I Never Learned Their Names: Understanding Implicit Bias through my Habits of Plant ID

WeedI’ve known that feathery plant with tiny green bobbles for so long. It grows between the flagstones. I’ve known the wide leafy thing that isn’t a mint, and the tiny-leaved tiny-flowered spike that grows through lawns like miniature garlands.

Bear with me here: I have a point to make.

I’ve known weeds and their patches in all my lands: the house where I grew up, the part of Pennsylvania where I went to college, and so on, across counties and countries and continents. I’ve been familiar with the weeds on exchanges and sabbaticals, through marriage, child-raising, pet-training, and divorce; and through conferences, fieldwork, and vacations. I know their foliage and gestalt, their habitats and their timing of life. I know which ones snap off with a yank or a twist, and whether that yank or twist is likely to keep them dead. I know the smell of their leaves and sometimes the taste of their seeds. My life has progressed while walking, driving, running, biking, and relaxing on their lands.

But I don’t know their names. Until recently, it had not occurred to me that they even have scientific names.

This fact is all the more astonishing because I thirst for the names of flowering plants wherever I go–in the wild, in gardens, botanic gardens, and nurseries. My favorite book as a girl was The Burgess Flower Book for Children. I collected flowers as a six-year-old. Their names provide a mental file folder into which I can slip more information about them: “Cinquefoil, blooming over there in May, has leaves with little teeth in it. Cinque means five but this has three, foil means leaves.” And the names have given me places to put the file folders: “Similar to other plants in the Rose family, or that are potentillas, or that grow low, or that have white flowers.” And with the names to refer to plants by, I can develop a narrative about them, and with that narrative, I can then interact with them: buy them at a nursery, seek for and discover them on a hike, think about them on a rainy day.
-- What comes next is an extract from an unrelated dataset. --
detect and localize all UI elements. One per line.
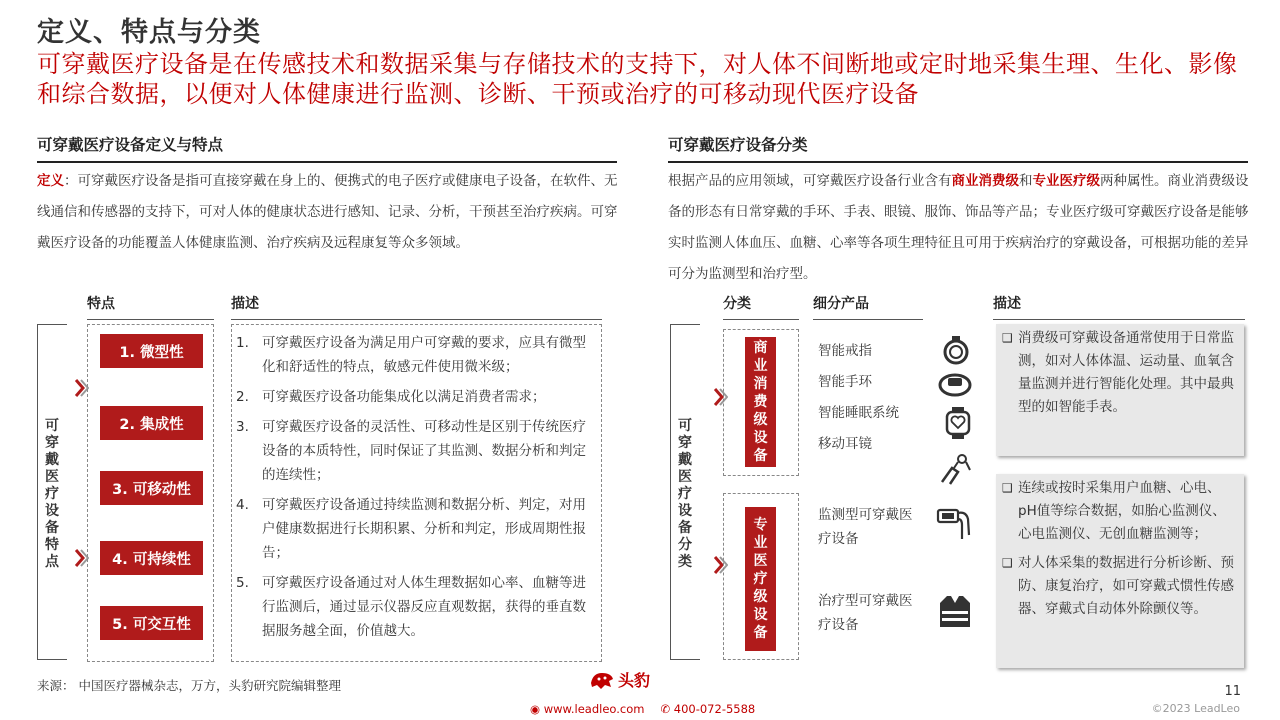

FlowerScrapbook2But the little weedy things? They actually have names?

Shocked at myself, I made the mental leap that this oversight was a textbook example of implicit bias (also called implicit stereotype). It is an example I could understand. According to Wikipedia, implicit bias “is the unconscious attribution of particular qualities to a member of a certain social group. Implicit stereotypes are influenced by experience, and are based on learned associations between various qualities and social categories, including race or gender.” I had overlooked these common weeds. I had accepted them as the furnishings around which the notable, nameable plants had grown. Likewise, I have dismissed people—individuals and entire groups of them.

And I’d better know that, don’t you think?

It wasn’t that I didn’t notice the weeds. I did notice them. I had catalogs of their attributes, more or less. Similarly, I may notice the people toward whom I have implicit biases, and I may be able to repeat something about a person or a group. But until I hold them in enough esteem to choose to learn their names (or, of course, some epithet specific to them) I am slighting their individuality, their worthiness for my interaction with them, and their value as fellow beings.

Who have I slighted by leaving them unnamed? The newspaper delivery person, the student in an apartment on my block, the Rite-Aid cashier. Only people “below” me? Not at all: professors from other types of universities or whose English isn’t very good; politicians; administrators; old or unhealthy people who cannot talk or move, who I could brush pass on my way to visit someone named. People who major in Business Management (snicker). Really. Implicit bias affects all types of categories in my life. Implicit bias is real. To recognize it is a worthy goal. To recognize it is to know when I need to be especially mindful.

Sure, stereotypes have their place. When I was a weed eradicator, it was fine to know feathery green plants with tiny baubles, and nothing more. An autistic-like concentration on the specifics of everything all the time would wear me down. But when my goal was to understand the plant diversity at our property, my oversight was a blockage.

I don’t want to move through a world of peripheral souls who if I thought about it, I surely misunderstand, and even worse, who I may be hurting by my misunderstanding. I don’t want to assume that I know their hearts, capacities, interests, limitations, and hopes.

I need to think again.

I need to call out, “Hey, what’s your name?”